Ironic given his pedigree, the aforementioned Ed Davis was present for a dramatic demonstration on the importance of shooting in the modern NBA. His Grizzlies couldn’t shoot, so the Spurs squeezed off the paint until Memphis suffocated. Rule changes have led to a spread-out style, and teams are taking more 3-pointers than ever. Big men are less offensively involved than they used to be. A lack of perimeter shooting can make for a severe offensive disadvantage in a way it just didn't years ago. San Antonio’s sweep was the apotheosis of how spacing is dictating offense. The Grizzlies, rather than standing pat this offseason, giddily snapped up sweet-shooting Mike Miller after he was amnestied. It was a matter of survival.
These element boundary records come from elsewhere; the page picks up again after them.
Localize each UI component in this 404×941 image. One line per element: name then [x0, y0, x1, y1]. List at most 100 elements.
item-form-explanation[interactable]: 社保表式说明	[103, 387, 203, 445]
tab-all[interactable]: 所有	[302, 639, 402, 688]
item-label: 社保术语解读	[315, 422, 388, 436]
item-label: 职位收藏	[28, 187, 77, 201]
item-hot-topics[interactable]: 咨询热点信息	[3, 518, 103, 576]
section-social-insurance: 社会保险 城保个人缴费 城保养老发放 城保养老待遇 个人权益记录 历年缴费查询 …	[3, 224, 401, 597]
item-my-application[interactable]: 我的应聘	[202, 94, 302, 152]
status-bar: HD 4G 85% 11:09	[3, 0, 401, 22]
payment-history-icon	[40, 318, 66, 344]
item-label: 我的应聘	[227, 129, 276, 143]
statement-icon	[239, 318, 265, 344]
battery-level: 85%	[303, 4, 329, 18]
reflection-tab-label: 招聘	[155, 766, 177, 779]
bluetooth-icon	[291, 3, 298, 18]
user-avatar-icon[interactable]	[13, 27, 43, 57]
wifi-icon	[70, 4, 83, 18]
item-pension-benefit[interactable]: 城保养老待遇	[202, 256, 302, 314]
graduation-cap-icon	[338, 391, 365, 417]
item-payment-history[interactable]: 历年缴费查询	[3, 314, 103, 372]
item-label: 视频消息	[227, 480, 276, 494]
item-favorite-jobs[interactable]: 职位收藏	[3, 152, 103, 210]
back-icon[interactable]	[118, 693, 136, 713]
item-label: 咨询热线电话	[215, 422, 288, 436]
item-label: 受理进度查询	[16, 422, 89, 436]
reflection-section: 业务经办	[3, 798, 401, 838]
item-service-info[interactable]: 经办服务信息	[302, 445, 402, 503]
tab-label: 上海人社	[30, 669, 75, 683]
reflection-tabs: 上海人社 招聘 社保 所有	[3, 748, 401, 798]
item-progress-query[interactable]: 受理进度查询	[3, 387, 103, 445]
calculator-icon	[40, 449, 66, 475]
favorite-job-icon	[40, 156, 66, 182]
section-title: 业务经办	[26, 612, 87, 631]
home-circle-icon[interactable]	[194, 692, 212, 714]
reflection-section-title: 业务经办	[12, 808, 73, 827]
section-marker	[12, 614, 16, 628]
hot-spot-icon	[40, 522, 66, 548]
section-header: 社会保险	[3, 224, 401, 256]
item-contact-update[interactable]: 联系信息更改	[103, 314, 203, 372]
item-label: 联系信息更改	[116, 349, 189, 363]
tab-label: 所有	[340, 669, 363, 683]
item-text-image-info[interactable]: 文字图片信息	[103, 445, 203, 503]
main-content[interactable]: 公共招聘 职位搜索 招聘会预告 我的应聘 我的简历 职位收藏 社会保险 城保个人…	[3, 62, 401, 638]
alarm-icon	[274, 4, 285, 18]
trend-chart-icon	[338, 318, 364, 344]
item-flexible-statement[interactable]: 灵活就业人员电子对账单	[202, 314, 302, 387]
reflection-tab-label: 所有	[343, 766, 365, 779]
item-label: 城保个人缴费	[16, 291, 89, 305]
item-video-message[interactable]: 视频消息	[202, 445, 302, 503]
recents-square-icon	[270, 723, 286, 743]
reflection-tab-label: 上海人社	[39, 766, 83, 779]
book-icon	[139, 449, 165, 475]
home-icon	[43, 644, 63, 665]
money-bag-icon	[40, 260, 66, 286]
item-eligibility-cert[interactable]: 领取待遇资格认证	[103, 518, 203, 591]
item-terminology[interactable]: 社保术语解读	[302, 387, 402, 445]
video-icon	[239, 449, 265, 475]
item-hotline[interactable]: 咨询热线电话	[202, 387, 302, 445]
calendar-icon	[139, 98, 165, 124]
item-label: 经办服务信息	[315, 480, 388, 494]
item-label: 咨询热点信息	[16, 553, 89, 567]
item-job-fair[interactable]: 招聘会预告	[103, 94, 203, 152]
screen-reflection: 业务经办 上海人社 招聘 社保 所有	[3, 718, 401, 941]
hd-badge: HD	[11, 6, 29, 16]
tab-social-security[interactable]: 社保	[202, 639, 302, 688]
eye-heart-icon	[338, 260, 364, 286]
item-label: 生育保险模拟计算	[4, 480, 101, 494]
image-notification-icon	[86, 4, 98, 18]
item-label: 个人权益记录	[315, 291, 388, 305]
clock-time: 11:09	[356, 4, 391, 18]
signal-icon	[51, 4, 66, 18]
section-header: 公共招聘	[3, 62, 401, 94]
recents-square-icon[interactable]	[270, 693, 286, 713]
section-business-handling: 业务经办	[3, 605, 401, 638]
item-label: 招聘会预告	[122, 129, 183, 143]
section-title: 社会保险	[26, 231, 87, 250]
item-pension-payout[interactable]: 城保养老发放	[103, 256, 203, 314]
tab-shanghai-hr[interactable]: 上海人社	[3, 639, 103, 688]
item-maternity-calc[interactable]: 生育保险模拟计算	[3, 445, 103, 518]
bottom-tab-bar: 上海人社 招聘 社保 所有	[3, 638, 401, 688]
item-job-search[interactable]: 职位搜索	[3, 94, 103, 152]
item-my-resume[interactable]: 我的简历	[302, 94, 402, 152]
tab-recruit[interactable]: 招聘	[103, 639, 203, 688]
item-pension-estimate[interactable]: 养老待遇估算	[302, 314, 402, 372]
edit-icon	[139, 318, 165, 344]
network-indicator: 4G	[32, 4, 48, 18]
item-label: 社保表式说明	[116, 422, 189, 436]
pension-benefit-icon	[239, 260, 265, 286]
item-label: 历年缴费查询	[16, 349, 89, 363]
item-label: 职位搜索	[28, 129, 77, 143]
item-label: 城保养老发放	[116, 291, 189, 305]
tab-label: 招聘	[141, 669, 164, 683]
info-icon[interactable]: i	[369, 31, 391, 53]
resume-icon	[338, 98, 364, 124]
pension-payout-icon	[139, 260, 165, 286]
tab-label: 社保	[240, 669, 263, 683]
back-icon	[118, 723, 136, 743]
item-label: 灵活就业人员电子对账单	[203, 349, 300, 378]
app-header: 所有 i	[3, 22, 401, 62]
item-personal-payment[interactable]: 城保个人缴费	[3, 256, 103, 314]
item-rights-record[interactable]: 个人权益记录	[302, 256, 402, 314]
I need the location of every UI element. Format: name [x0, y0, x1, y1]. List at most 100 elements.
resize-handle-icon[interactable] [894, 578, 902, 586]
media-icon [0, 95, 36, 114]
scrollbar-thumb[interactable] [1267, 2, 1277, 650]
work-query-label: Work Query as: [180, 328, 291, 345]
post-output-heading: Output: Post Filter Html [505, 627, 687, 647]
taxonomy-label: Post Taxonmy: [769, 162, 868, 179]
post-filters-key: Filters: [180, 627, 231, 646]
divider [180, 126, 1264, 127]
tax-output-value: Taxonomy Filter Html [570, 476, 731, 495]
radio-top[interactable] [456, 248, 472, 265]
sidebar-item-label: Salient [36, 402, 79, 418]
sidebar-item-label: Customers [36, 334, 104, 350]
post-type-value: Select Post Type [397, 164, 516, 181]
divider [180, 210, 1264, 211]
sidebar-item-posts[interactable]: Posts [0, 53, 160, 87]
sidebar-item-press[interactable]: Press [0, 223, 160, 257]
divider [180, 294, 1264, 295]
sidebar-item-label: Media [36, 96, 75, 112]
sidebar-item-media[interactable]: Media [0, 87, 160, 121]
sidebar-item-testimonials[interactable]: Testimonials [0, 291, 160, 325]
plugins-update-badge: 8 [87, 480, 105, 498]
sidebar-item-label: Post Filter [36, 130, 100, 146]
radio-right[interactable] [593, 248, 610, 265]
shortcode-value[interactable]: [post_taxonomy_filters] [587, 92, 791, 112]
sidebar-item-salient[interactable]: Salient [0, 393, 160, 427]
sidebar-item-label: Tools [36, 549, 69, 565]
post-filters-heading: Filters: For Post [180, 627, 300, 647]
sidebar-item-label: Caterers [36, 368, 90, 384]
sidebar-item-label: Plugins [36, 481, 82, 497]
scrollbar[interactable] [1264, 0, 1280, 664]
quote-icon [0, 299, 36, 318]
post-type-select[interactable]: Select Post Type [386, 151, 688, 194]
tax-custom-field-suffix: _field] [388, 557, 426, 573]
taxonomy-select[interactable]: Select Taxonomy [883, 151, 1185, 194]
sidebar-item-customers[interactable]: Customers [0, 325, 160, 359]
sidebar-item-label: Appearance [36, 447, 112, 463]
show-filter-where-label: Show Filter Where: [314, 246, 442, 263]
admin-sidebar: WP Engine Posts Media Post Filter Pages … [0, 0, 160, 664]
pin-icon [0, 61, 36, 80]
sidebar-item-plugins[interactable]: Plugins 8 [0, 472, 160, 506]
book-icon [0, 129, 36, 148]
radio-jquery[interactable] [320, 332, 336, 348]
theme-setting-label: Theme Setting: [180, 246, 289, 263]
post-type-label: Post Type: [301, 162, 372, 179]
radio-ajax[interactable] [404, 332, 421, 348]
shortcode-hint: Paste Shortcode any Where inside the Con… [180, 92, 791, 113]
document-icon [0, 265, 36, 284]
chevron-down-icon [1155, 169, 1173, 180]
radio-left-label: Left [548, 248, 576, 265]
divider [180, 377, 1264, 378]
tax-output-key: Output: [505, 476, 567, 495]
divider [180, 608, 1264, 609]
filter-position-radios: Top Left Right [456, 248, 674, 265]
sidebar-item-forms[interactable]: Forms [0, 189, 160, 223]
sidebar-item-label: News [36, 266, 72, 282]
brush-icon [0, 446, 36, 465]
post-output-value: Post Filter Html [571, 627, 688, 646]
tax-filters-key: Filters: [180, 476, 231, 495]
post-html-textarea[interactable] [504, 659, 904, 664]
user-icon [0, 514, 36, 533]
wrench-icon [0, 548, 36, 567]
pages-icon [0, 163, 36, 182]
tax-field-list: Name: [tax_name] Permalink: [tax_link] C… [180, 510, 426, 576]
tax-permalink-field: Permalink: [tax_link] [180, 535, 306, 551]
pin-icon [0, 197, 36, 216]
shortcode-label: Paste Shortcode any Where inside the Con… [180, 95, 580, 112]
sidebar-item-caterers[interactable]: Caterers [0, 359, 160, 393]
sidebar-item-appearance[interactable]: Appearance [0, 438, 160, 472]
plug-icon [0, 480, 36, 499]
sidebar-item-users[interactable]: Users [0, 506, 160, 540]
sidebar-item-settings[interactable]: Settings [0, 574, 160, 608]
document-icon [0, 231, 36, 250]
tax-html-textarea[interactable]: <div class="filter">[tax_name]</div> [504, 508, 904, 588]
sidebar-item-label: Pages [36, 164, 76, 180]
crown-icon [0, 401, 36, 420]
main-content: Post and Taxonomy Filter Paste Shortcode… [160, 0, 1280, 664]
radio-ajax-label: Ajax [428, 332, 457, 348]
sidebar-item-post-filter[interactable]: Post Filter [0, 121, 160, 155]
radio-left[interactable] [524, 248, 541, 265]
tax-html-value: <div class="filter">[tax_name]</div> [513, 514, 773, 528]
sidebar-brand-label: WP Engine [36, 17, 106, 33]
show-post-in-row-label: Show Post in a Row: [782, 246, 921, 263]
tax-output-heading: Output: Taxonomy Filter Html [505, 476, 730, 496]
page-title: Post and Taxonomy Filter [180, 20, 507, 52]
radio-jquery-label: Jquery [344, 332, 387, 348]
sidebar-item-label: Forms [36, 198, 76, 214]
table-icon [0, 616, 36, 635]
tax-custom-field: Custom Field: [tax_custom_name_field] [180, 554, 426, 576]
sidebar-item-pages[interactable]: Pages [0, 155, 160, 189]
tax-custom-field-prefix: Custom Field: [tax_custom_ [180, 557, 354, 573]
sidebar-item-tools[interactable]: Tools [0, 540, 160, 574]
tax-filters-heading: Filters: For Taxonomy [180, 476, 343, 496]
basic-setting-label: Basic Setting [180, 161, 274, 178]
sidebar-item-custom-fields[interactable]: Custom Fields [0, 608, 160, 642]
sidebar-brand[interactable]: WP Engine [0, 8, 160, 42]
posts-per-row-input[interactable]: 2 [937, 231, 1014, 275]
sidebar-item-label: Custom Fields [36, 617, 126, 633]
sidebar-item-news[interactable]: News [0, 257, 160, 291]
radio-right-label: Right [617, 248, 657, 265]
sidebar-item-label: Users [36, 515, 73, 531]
So, if perimeter shooting is of growing importance in the NBA, there’s a decent chance it’s changing the league’s demographic landscape. The NBA, long known as an inner city beacon of hope, may draw an increasing number of players from the wealthier suburbs where parents spend thousands on obsessive basketball camps. If money talks, it can certainly tell you how to shoot better, in a sport that demands shooting. The park is a great place, but it’s not a given that it can reliably forge ever kind of NBA greatness.
This is mere supposition and could remain so for years given the small sample size we’re discussing and the vagaries of NBA player biographies (many basketball prospects move from school to school, searching for the best-fitting hoops program). I should also mention that a few current excellent shooters speak of humble city beginnings, most notably Kevin Durant. The NBA's just seen a surprising influx of dead-eye shooters born to former professional players. These players, many of whom had hoops in their backyards, year-round access to climate-controlled gyms and shooting coaches are looking at the park and lofting a jumper over it.